Após assumir a liderança do Partido Comunista Chinês (PCC), em 2012, ele alertou sobre os perigos do “niilismo histórico” no país. Basicamente, significava desafiar a versão da História do partido. E advertiu os seus pares para o que ocorrera na União Soviética: o falhanço na defesa dos mitos fundadores da URSS – permitindo-se, em vez disso, um exame crítico do passado sob Mikhail Gorbachev – conduziu ao colapso do regime soviético. Na primavera seguinte, um comunicado secreto (conhecido como Documento nº 9) circulou entre os funcionários do PCC, listando o “niilismo histórico” como uma das sete “falsas tendências ideológicas” que poderiam ameaçar o domínio do partido. Como resposta, os dirigentes foram incentivados a travar uma “luta perpétua, complexa e dolorosa” e a fazer do trabalho ideológico uma prioridade máxima. Em suma, Xi vê o controlo sobre a História como uma questão existencial para o PCC.

Sobre a parceria “sem limites” entre Rússia e China, podemos dizer que Xi é já o (único) vencedor?

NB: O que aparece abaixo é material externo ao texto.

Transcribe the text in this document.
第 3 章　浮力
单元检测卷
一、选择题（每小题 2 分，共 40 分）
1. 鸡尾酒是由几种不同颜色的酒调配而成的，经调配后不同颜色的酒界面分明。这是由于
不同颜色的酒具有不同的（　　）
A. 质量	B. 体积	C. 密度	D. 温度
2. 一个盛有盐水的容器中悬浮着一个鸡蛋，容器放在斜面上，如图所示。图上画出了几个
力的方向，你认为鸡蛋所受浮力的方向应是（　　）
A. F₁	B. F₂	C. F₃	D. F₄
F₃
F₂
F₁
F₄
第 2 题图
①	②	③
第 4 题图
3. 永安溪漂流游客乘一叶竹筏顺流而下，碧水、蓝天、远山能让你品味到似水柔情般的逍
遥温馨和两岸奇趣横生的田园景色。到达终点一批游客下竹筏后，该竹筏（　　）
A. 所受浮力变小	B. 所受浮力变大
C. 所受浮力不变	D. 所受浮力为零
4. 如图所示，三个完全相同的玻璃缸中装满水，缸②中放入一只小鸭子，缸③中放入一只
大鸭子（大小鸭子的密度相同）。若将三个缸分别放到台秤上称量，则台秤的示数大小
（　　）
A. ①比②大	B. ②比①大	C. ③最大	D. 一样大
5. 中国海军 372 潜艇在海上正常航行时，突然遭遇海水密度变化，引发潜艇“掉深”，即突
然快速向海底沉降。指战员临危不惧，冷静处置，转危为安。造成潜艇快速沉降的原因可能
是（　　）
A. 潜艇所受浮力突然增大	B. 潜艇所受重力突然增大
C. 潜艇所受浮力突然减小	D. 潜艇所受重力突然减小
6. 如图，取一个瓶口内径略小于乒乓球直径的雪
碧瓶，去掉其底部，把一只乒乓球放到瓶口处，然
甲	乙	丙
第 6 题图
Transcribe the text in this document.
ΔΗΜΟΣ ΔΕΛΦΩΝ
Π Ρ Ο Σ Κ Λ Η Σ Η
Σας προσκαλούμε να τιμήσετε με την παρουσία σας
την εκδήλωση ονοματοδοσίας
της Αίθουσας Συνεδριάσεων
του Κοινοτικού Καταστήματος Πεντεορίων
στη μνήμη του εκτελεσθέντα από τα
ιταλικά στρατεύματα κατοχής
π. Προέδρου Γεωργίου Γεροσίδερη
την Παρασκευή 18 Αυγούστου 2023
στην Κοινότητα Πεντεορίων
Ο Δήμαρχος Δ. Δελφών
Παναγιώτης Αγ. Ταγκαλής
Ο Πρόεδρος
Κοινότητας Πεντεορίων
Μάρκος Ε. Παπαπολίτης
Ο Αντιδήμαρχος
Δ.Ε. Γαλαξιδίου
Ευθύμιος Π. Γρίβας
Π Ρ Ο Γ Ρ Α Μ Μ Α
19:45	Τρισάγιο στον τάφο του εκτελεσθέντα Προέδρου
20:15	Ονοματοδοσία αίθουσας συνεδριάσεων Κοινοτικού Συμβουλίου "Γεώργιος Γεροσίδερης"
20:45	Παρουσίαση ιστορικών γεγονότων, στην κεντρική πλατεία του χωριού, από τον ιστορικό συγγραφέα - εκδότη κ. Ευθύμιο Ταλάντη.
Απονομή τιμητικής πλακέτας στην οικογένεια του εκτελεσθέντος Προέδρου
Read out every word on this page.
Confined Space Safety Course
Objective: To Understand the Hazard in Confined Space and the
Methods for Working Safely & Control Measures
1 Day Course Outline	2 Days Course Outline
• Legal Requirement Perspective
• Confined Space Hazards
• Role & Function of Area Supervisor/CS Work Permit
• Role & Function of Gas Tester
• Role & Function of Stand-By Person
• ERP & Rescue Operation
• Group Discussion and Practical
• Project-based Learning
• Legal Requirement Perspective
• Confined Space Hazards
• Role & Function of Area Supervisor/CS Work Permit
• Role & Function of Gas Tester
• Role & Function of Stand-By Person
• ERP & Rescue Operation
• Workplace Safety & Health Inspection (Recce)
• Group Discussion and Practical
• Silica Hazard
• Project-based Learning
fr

Por enquanto, com esta parceria, têm os dois mais a ganhar do que a perder. Putin ganha apoio económico e cobertura diplomática para a sua guerra, além de um fornecimento constante de tecnologia de uso duplo, que é muito necessária no campo de batalha. Xi ganha ao garantir uma fonte fiável de energia para alimentar a economia chinesa, acesso à tecnologia militar russa e o apoio de um membro permanente do Conselho de Segurança da ONU com direito a veto. Putin é o diabo que ele conhece e de que, aparentemente, gosta. A consideração mais importante para ambos é, acima de tudo, manterem uma parceria que lhes permita desafiar os EUA. A Rússia e a China estão agora mais alinhadas do que em qualquer outro momento desde a década de 1950, e essa relação tende a reforçar-se enquanto cada um estiver focado numa maior rivalidade com o Ocidente.

Até que ponto os protetores de Kim Jong-un, em Moscovo e Pequim, podem confiar no atual líder norte-coreano? Pyongyang ainda pode ser um pesadelo estratégico para todos nós?
Kim deve estar encantado com o desenrolar dos acontecimentos a nível mundial. Ao estreitar os laços com a Rússia e ao fornecer munições e outro material de guerra contra a Ucrânia, assegurou uma fonte valiosa de rendimentos e, em simultâneo, garantiu um novo ponto de equilíbrio face à China. Embora a Coreia do Norte permaneça dependente de Pequim para a sua sobrevivência económica, ele pode agora demonstrar ao seu homólogo chinês que já conta com outros amigos poderosos. E claro que vai prosseguir o desenvolvimento dos seus arsenais, por saber que nem Pequim nem Moscovo se juntarão aos esforços ocidentais para o sancionar na ONU. Um Kim Jong-un mais audacioso pode representar um enorme pesadelo estratégico, sobretudo se ele decidir testar os limites de uma nova administração dos EUA.